手話、輝いて【100日間エッセイチャレンジ】
息子が入園し、新生活を始めたことを機に、私も何か始めようと思い立ったのは、今年の2月頃のことだった。
一応毎号目を通している市の広報誌に、それはあった。
【手話支援員養成講座(入門基礎)】
2023年度受講生募集
これだ。
1年間、平日の午前中に開講されるという。
実は、以前からこの講座には目を付けていたのだが、平日の夜が多く、子持ちの私には極めてハードルが高かったのだ。
長男が幼稚園に行っている時間になら、受講が現実的になる、と私は応募を即決した。
受講は抽選で決まるとのことで待機していたところ、3週間後に受講が決まる。
テキスト代数千円の実費だけで、45回も講座が受けられる(実質市から助成されているのであろう)のは、凄いの一言である。
やっと夢が叶う。
私はそう思い、大いにワクワクした。
実は、私は約20年前に手話を学んでいたことがある。
小学校のクラブ活動で、私は手話クラブを選んだ。
当時5年生だったが、6年生がいなかったため、自動的に私が部長になった。
クラスメートはおろか、同学年の仲間もほぼおらず、どうしてそんな変わったクラブを選んだんだと、半ば好奇の目で見られたことを覚えている。
ただ、今思い返すと、私も当てずっぽうに手話クラブを選んだわけではないのだ。
ろう者のヒロインと周辺の人々を描いた小説、
岡崎由紀子著
「アイ•ラヴ•ユー」
を当時読んでいたことが相当大きかったと思う。
母親が買って置いてあったものを、私も読んだのだ。
当時は、芦田愛菜さんには到底及ばないものの、私もなかなかの活字中毒で、手当たり次第に本を読んでいた。
「本は人生を豊かにする」こそ、手垢の付いた表現であるが、まさに言い得て妙である。
この小説をきっかけに、私は手話、というものだけでなく、聞こえない人達の思いといったようなものも知ることができた。
後に映像化(映画)もされていて、実際にろう者の女優さんが演じていたとのことだが、連続ドラマにしても耐えられる内容だと思う。
昨年、目黒蓮さんと川口春奈さんが出演して話題となったドラマ、「silent」でも手話が使われていたし、これがきっかけで興味を持った人もいるに違いない。
といったことを考えながら、初回の講習に臨んだ。
平日の午前中にもかかわらず、年齢層は様々で、定員25人いっぱいだったことにまず驚いた。
もしかすると、本当に抽選が行われたのかもしれない。
講師は、ろう者と聴者のふたりで、手話がメインの形式だった。
つまり、手話を手話で学ぶ、ということだ。
次回以降、授業中に声を出しての会話、発話は原則禁止となるという。
こうなってくると、さながら外国語を学ぶのと同じ感覚になってくる…。
というのは、幸いにも既に想像が付いていた。
私は、大学時代、日本では超が付くマイナー言語を専攻しており、大学の初講義が、その講義であり、しかも、来日したばかりのネイティブ講師だった、という経験がある。

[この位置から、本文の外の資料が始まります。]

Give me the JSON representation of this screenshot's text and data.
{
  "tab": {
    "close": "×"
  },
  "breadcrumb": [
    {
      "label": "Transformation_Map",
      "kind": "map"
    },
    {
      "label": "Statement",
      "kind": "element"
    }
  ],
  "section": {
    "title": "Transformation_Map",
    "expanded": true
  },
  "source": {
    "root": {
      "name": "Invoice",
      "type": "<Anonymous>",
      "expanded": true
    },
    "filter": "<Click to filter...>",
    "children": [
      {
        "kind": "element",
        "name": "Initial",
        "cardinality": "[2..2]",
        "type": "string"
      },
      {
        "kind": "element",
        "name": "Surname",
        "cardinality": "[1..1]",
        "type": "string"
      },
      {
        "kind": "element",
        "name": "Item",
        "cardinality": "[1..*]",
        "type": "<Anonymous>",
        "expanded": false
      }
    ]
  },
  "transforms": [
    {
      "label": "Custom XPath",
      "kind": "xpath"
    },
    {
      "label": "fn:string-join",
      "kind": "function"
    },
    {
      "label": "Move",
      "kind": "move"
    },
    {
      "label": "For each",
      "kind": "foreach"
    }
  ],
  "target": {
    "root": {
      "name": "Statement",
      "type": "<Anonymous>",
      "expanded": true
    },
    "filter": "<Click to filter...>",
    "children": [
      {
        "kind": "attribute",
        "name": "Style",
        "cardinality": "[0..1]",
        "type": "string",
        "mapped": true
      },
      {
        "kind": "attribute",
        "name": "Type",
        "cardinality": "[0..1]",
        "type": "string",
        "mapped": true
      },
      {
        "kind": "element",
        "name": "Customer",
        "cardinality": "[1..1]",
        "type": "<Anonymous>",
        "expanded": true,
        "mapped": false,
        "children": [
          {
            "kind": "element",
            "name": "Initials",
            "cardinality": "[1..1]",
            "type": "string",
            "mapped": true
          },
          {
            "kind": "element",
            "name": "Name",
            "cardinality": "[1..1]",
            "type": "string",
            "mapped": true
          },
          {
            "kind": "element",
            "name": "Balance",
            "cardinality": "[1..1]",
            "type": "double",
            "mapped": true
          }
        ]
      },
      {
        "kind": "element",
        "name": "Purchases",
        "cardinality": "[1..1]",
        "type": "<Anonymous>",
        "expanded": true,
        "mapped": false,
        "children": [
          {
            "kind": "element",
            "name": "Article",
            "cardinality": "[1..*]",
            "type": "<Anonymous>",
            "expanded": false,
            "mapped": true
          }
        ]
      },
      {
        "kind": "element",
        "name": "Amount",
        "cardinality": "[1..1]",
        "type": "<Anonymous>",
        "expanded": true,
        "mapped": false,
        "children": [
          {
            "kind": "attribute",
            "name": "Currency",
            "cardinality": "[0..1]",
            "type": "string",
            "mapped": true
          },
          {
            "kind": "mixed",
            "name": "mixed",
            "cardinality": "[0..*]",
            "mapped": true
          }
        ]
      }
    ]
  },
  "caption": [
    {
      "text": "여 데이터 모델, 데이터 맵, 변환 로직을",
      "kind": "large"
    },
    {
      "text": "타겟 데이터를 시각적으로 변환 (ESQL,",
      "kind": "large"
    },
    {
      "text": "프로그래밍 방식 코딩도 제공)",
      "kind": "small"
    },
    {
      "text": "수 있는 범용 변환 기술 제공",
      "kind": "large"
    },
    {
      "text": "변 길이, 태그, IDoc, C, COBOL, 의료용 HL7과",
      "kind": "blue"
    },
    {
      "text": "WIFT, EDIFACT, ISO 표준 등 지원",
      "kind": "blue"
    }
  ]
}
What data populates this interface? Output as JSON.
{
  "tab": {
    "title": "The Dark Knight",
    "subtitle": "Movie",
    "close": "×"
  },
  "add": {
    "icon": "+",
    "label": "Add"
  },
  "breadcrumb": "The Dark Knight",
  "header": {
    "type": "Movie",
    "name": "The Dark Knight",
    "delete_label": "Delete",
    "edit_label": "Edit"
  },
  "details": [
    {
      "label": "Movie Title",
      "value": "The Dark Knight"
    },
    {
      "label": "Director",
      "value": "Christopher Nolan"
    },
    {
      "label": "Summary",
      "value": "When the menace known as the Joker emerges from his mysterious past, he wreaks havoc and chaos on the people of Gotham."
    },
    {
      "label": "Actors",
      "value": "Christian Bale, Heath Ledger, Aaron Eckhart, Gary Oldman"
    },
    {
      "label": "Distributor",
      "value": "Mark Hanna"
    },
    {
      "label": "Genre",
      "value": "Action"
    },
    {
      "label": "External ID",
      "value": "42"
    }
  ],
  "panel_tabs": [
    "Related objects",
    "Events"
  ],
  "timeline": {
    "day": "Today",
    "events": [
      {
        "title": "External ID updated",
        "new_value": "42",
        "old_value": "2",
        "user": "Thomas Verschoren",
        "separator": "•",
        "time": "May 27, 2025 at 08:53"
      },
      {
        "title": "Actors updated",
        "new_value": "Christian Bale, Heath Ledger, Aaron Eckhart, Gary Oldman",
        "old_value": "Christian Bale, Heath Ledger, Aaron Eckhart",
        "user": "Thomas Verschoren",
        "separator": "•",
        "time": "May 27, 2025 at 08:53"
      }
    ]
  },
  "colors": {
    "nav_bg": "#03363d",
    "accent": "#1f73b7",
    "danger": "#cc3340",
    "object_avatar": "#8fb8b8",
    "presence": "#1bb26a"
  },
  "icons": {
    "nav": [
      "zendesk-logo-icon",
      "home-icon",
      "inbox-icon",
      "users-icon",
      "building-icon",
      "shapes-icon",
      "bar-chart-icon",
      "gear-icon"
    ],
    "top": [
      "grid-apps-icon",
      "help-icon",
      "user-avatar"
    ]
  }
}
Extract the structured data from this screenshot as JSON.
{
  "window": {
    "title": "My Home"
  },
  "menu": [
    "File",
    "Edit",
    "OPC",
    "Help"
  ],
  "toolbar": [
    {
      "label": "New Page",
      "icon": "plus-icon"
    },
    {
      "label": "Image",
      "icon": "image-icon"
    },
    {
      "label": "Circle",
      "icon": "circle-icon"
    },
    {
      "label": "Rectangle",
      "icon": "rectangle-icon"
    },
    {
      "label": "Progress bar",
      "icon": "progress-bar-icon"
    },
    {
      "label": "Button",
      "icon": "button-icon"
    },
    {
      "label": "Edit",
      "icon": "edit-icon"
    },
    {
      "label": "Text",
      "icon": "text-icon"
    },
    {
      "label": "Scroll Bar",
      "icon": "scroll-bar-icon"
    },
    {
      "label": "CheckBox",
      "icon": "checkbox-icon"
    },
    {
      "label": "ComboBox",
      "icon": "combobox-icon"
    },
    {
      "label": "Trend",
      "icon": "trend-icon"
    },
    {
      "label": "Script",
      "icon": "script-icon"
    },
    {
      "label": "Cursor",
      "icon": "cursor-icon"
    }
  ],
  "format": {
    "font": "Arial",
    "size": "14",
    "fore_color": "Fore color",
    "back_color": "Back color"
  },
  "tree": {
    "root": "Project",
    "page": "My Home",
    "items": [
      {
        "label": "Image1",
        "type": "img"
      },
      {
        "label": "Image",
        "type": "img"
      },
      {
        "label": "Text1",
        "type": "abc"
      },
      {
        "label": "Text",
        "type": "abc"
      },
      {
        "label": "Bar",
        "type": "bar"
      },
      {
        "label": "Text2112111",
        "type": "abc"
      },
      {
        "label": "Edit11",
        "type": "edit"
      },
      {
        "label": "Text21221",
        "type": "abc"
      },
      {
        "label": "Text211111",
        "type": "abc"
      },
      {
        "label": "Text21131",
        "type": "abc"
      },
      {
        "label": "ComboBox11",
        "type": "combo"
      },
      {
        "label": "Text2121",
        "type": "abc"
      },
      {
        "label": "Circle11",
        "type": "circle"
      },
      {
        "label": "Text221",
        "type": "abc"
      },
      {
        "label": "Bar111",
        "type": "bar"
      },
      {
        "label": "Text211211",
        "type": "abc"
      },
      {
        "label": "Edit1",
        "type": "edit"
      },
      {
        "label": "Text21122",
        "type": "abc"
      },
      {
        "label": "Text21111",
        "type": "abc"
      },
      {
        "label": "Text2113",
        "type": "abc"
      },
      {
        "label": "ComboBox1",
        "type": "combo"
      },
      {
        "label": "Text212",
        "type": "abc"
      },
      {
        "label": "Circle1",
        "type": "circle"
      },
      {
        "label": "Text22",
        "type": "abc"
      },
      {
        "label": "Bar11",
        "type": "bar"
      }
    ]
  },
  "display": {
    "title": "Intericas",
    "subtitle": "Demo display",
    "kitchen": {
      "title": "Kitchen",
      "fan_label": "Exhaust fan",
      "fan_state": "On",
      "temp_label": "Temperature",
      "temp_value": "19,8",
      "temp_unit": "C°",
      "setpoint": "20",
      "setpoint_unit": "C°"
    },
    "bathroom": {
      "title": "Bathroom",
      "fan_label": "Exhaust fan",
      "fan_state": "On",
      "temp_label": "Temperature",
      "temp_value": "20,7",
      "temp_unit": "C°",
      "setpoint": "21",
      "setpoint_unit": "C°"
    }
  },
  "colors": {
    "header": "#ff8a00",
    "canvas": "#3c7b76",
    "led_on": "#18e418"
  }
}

もちろん私はその言語は一言も知らない上、この講師には日本語はおろか、英語さえろくに通じないときた。
…それでも最終的には何とかなった、のだから、まあ今回も大丈夫であろう、と私は思い当たった。
しかも、当時とは違い、私は少しながら「手話」を知っている。
当初、小学校で半年クラブ活動をしていた程度を「知っている」とするのはどうなんだ、とも思ったのだが、私を含めたほんの数人を除き、受講者のほとんどが手話を全く知らない状態だったのだ。
受講終了後、何人もの人たちが授業の過酷さを口にしながら講義室を後にしていた。
欠席連絡は不要だが、30分遅刻すれば欠席扱い、途中何度かレポートの提出が必要、75%出席しなければ、修了証がもらえない…等々、さながら大学の講義そのものである。
手話では、拍手は星をキラキラさせるジェスチャーのような動作をして表す。
※これだけでは何をどうするのか、分からない方々も多いのではないかと思う。写真などの静止画や文章では分かりづらく、覚えづらいというのが手話の難しいところであると私自身痛感している。
息子に負けないよう、1回1回の講義を大切にすることはもとより、1日1日キラキラした毎日を送っていきたいものである。